In the embodiments provided in the present invention, it should be understood that the disclosed apparatus, device and method can be implemented in other ways. For example, the above-described apparatus embodiments are merely illustrative, and for example, the division of the modules is only one logical functional division, and other divisions may be realized in practice.
The modules described as separate parts may or may not be physically separate, and parts displayed as modules may or may not be physical units, may be located in one place, or may be distributed on a plurality of network units. Some or all of the modules may be selected according to actual needs to achieve the purpose of the solution of the present embodiment.
In addition, functional modules in the embodiments of the present invention may be integrated into one processing unit, or each unit may exist alone physically, or two or more units are integrated into one unit. The integrated unit can be realized in a form of hardware, or in a form of hardware plus a software functional module.
It will be evident to those skilled in the art that the invention is not limited to the details of the foregoing illustrative embodiments, and that the present invention may be embodied in other specific forms without departing from the spirit or essential attributes thereof.
The present embodiments are therefore to be considered in all respects as illustrative and not restrictive, the scope of the invention being indicated by the appended claims rather than by the foregoing description, and all changes which come within the meaning and range of equivalency of the claims are therefore intended to be embraced therein. Any reference signs in the claims shall not be construed as limiting the claim concerned.
The block chain is a novel application mode of computer technologies such as distributed data storage, point-to-point transmission, a consensus mechanism, an encryption algorithm and the like. A block chain (Blockchain), which is essentially a decentralized database, is a series of data blocks associated by using a cryptographic method, and each data block contains information of a batch of network transactions, so as to verify the validity (anti-counterfeiting) of the information and generate a next block. The blockchain may include a blockchain underlying platform, a platform product service layer, an application service layer, and the like.

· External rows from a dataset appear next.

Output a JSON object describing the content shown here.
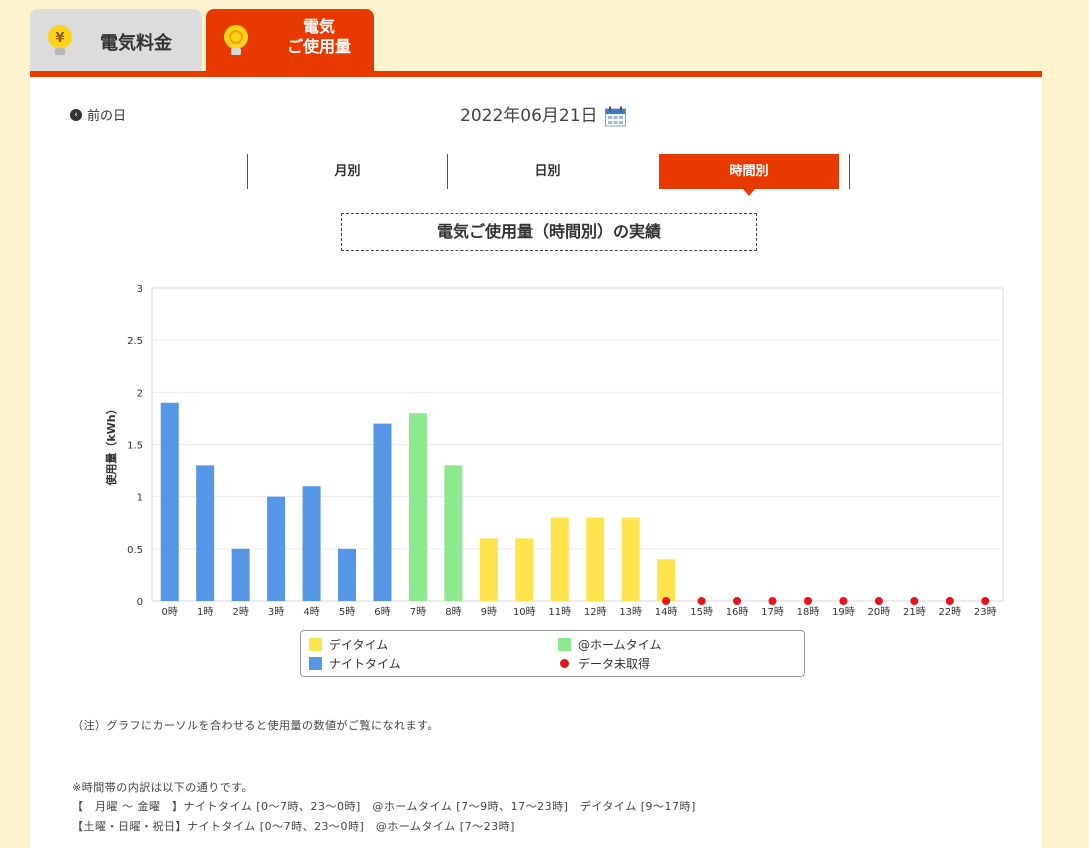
{
  "tabs": {
    "fee": {
      "label": "電気料金",
      "icon": "yen-bulb-icon"
    },
    "usage": {
      "label_line1": "電気",
      "label_line2": "ご使用量",
      "icon": "lightbulb-icon"
    }
  },
  "nav": {
    "prev_day_label": "前の日",
    "date": "2022年06月21日",
    "calendar_icon": "calendar-icon"
  },
  "period_tabs": {
    "monthly": "月別",
    "daily": "日別",
    "hourly": "時間別"
  },
  "chart_title": "電気ご使用量（時間別）の実績",
  "colors": {
    "accent": "#e83a00",
    "day": "#ffe44d",
    "home": "#8ee88e",
    "night": "#5596e6",
    "missing": "#e8141c"
  },
  "chart_data": {
    "type": "bar",
    "ylabel": "使用量（kWh）",
    "ylim": [
      0,
      3
    ],
    "yticks": [
      "0",
      "0.5",
      "1",
      "1.5",
      "2",
      "2.5",
      "3"
    ],
    "categories": [
      "0時",
      "1時",
      "2時",
      "3時",
      "4時",
      "5時",
      "6時",
      "7時",
      "8時",
      "9時",
      "10時",
      "11時",
      "12時",
      "13時",
      "14時",
      "15時",
      "16時",
      "17時",
      "18時",
      "19時",
      "20時",
      "21時",
      "22時",
      "23時"
    ],
    "series": [
      {
        "name": "デイタイム",
        "values": [
          null,
          null,
          null,
          null,
          null,
          null,
          null,
          null,
          null,
          0.6,
          0.6,
          0.8,
          0.8,
          0.8,
          0.4,
          null,
          null,
          null,
          null,
          null,
          null,
          null,
          null,
          null
        ]
      },
      {
        "name": "@ホームタイム",
        "values": [
          null,
          null,
          null,
          null,
          null,
          null,
          null,
          1.8,
          1.3,
          null,
          null,
          null,
          null,
          null,
          null,
          null,
          null,
          null,
          null,
          null,
          null,
          null,
          null,
          null
        ]
      },
      {
        "name": "ナイトタイム",
        "values": [
          1.9,
          1.3,
          0.5,
          1.0,
          1.1,
          0.5,
          1.7,
          null,
          null,
          null,
          null,
          null,
          null,
          null,
          null,
          null,
          null,
          null,
          null,
          null,
          null,
          null,
          null,
          null
        ]
      },
      {
        "name": "データ未取得",
        "points": [
          14,
          15,
          16,
          17,
          18,
          19,
          20,
          21,
          22,
          23
        ]
      }
    ],
    "grid": true
  },
  "legend": {
    "day": "デイタイム",
    "home": "@ホームタイム",
    "night": "ナイトタイム",
    "missing": "データ未取得"
  },
  "notes": {
    "cursor_note": "（注）グラフにカーソルを合わせると使用量の数値がご覧になれます。",
    "breakdown_title": "※時間帯の内訳は以下の通りです。",
    "weekday": "【　月曜 〜 金曜　】ナイトタイム [0〜7時、23〜0時]　@ホームタイム [7〜9時、17〜23時]　デイタイム [9〜17時]",
    "weekend": "【土曜・日曜・祝日】ナイトタイム [0〜7時、23〜0時]　@ホームタイム [7〜23時]"
  }
}
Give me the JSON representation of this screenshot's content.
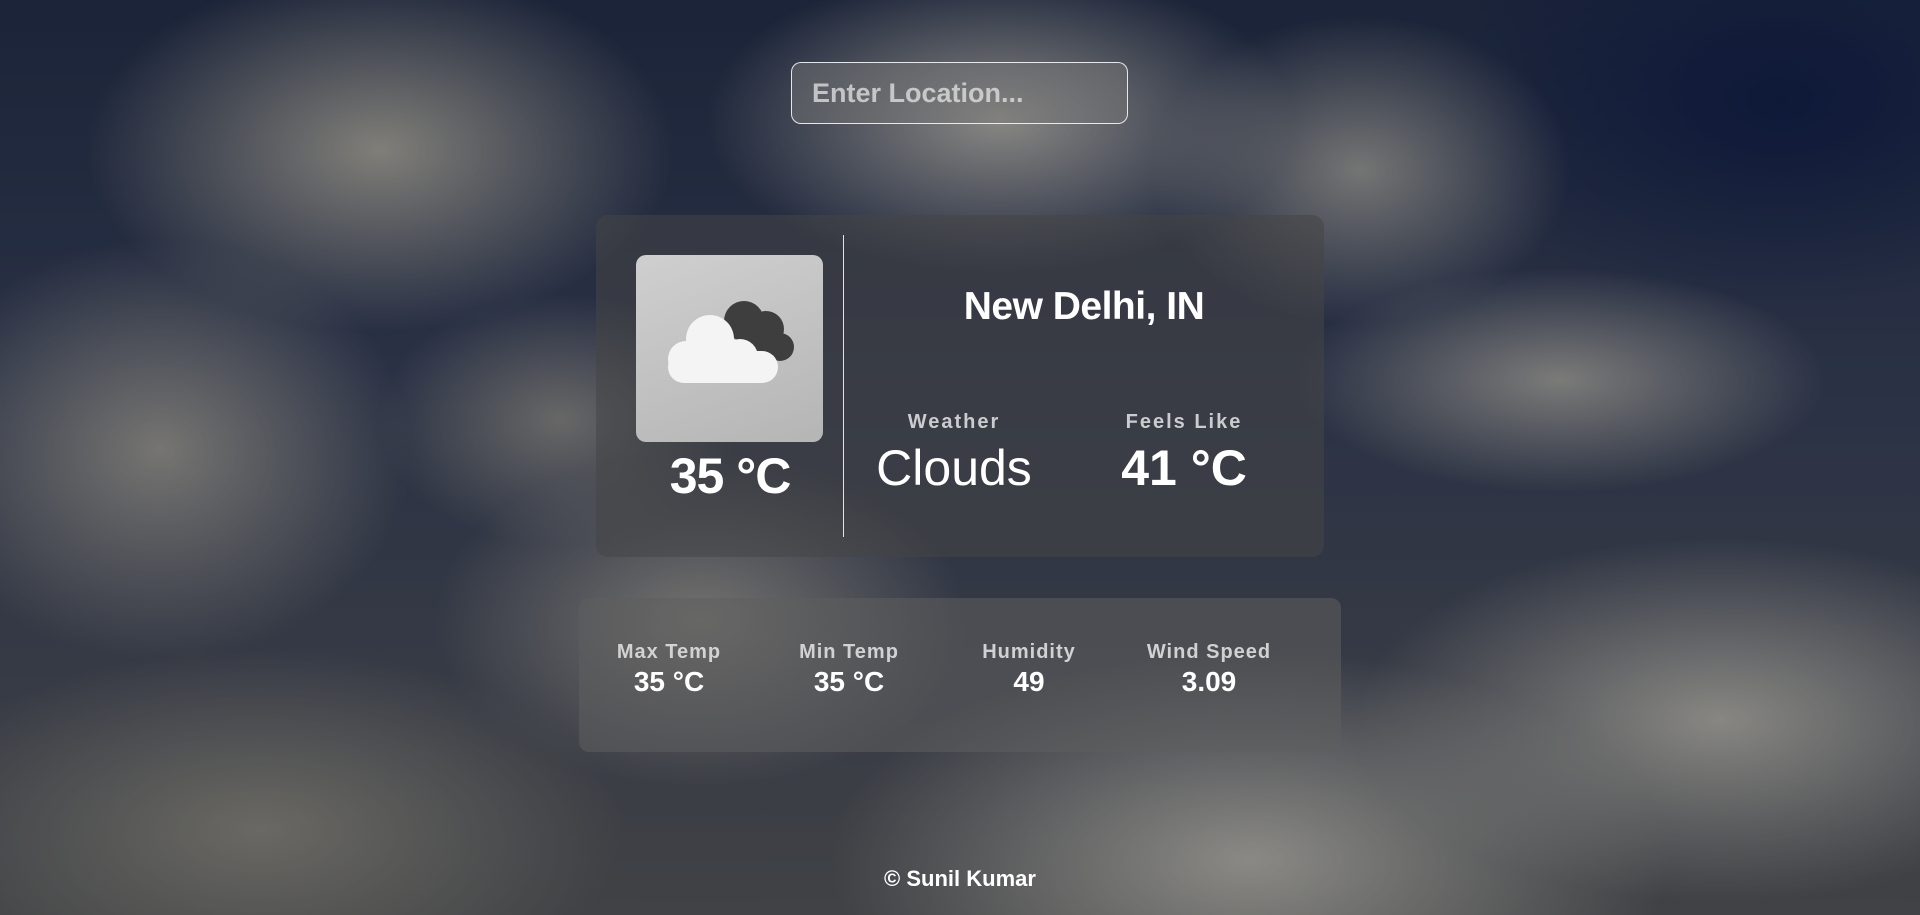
{
  "search": {
    "placeholder": "Enter Location..."
  },
  "current": {
    "icon": "cloud-icon",
    "temperature": "35 °C",
    "city": "New Delhi, IN",
    "weather_label": "Weather",
    "weather_value": "Clouds",
    "feels_like_label": "Feels Like",
    "feels_like_value": "41 °C"
  },
  "details": [
    {
      "label": "Max Temp",
      "value": "35 °C"
    },
    {
      "label": "Min Temp",
      "value": "35 °C"
    },
    {
      "label": "Humidity",
      "value": "49"
    },
    {
      "label": "Wind Speed",
      "value": "3.09"
    }
  ],
  "footer": {
    "text": "© Sunil Kumar"
  },
  "colors": {
    "text": "#ffffff",
    "card": "#464646",
    "icon_cloud_front": "#f4f4f4",
    "icon_cloud_back": "#3e3e3e"
  }
}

Furthermore, it is obvious that the word "comprising" does not exclude other elements or steps, and the singular does not exclude the plural. A plurality of units or means recited in the system claims may also be implemented by one unit or means in software or hardware. The terms second, etc. are used to denote names, but not any particular order.
Finally, it should be noted that the above embodiments are only for illustrating the technical solutions of the present invention and not for limiting, and although the present invention is described in detail with reference to the preferred embodiments, it should be understood by those skilled in the art that modifications or equivalent substitutions may be made on the technical solutions of the present invention without departing from the spirit and scope of the technical solutions of the present invention.